Fé e Razão: de Platão a Agostinho, de Aristóteles a Aquino - parte I


 1 Introdução

A idéia de fé é relativamente estrangeira em relação à civilização helênica, em seu período clássico – ao menos, no que se refere à sua autocompreensão teórica1. Isto, porém, não significa que a realidade o seja, uma vez que a sua experiência radica nas raízes mais profundas do ser humano, para além de quaisquer quadrantes culturais, e talvez mesmo até onde ela pareça estar ausente.

Em contrapartida, a reflexão da civilização cristã, gestada e nutrida no berço da latinidade, desde sempre acolheu a fé com centralidade, na tentativa de justificá-la tanto perante a tradição cultural secular, quanto em face das demais religiões já vigentes nas latitudes sobre as quais incidiu a pregação do Evangelho.

Esta diferença visceral de perspectiva impermite a tentativa de postular, como problema para uma investigação histórico-crítica, a questão das relações entre fé e razão nos mundos helênico e cristão. No entanto, um simples recuo de um passo desvenda um denominador comum, uma mesma crisis a perpassar os séculos de fundação dos dois horizontes civilizatórios: o problema da relação entre pensamento religioso e pensamento filosófico. Isto sim, constituiu perplexidade comum a um e outro, e quiçá conglobe a própria Modernidade tão pretensamente secular e profana e – por que não? –, a caleidoscópica Pós-Modernidade.

Nos gregos, o aludido problema foi luminarmente expresso na parêmia mythos x logos2, ao passo que, para os cristãos, o mesmo se corporifica na distinção entre fé e razão. As interpretações simplistas tendem a reduzir um dos lados ao outro, ou então identificá-los pólo a pólo. Ainda que tais hipóteses não sejam necessariamente falsas (uma vez que podem ter, de fato, se materializado em determinado tempo e lugar, em algum filósofo, seita ou nação), também não são aprioristicamente veradeiras, e nem frequentes: as quatro noções (e suas respectivas realidades) constituem um quadrado "mágico", a desafiar a compreensão dos sábios.
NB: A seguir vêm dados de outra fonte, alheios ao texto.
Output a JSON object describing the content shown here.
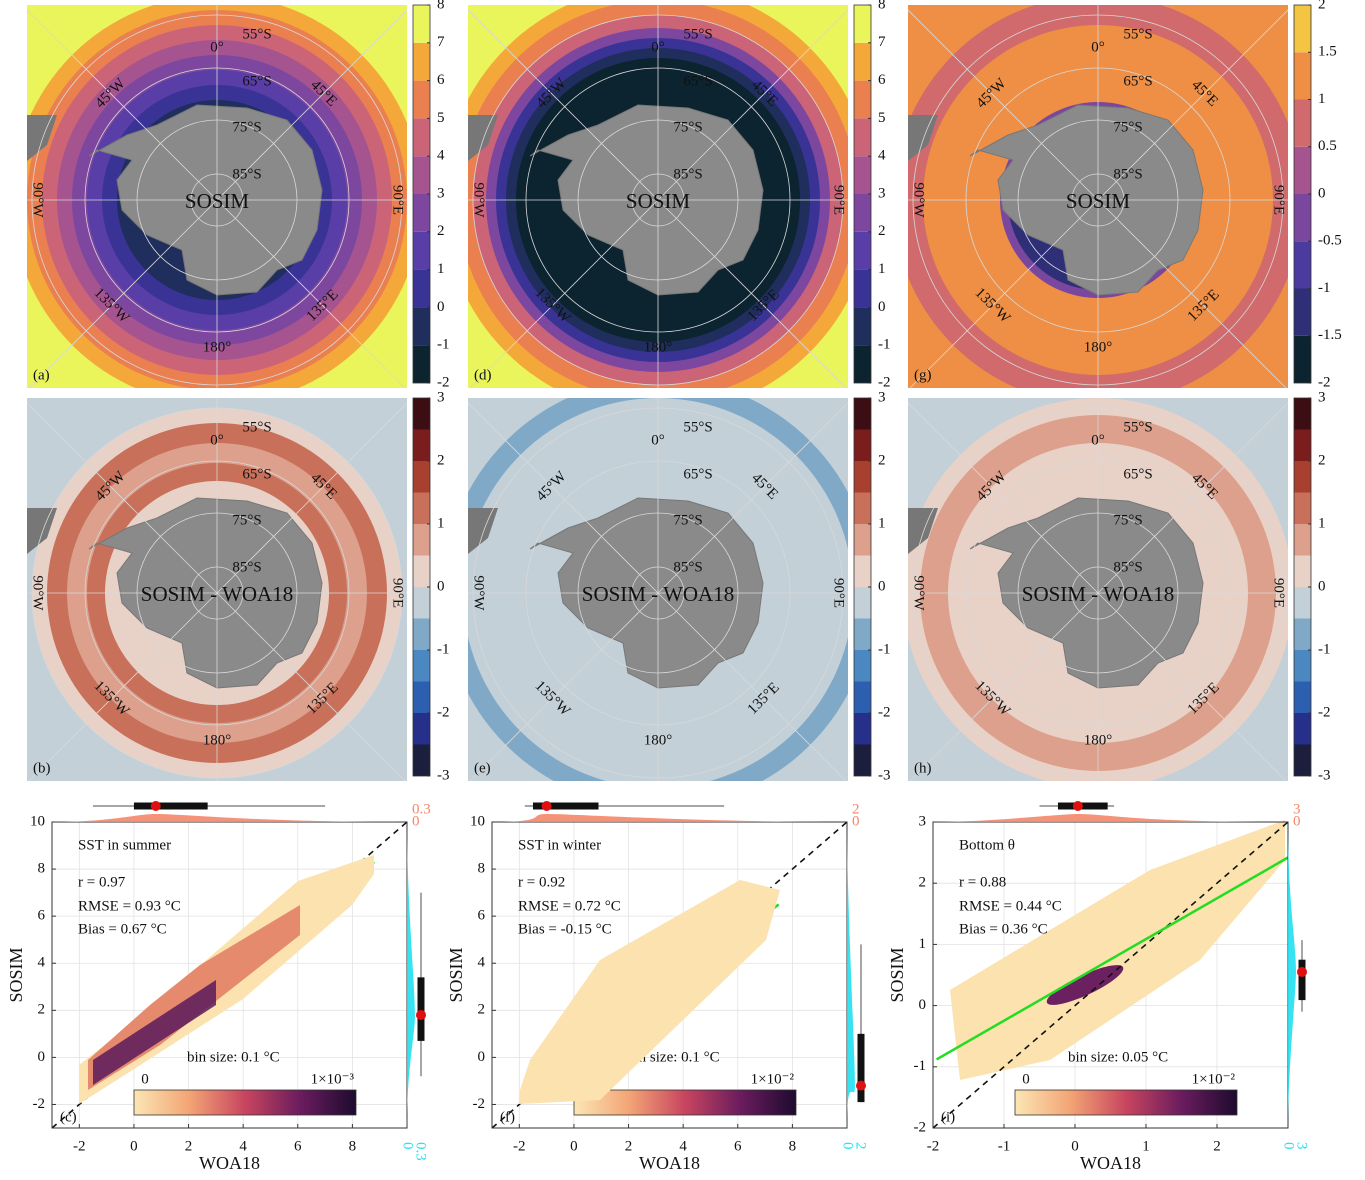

Por isto, o presente estudo buscará efetuar um breve apontamento do gigantesco problema da relação entre religião e filosofia, na Hélade e na Catolicidade, tomando por exemplo e fio condutor as transições de Platão a Agostinho e de Aristóteles a Aquino. Para tanto, porém, fará o contraponto a partir dos textos dos dois pensadores cristãos, tentando identificar remanescências e mudanças nas opiniões destes em relação aos seus predecessores e inspiradores no tocante às quatro noções indicadas. Servirão como parâmetro os opúsculos Sobre a Natureza do Bem, de Agostinho, e Sobre a Eternidade do Mundo, de Aquino.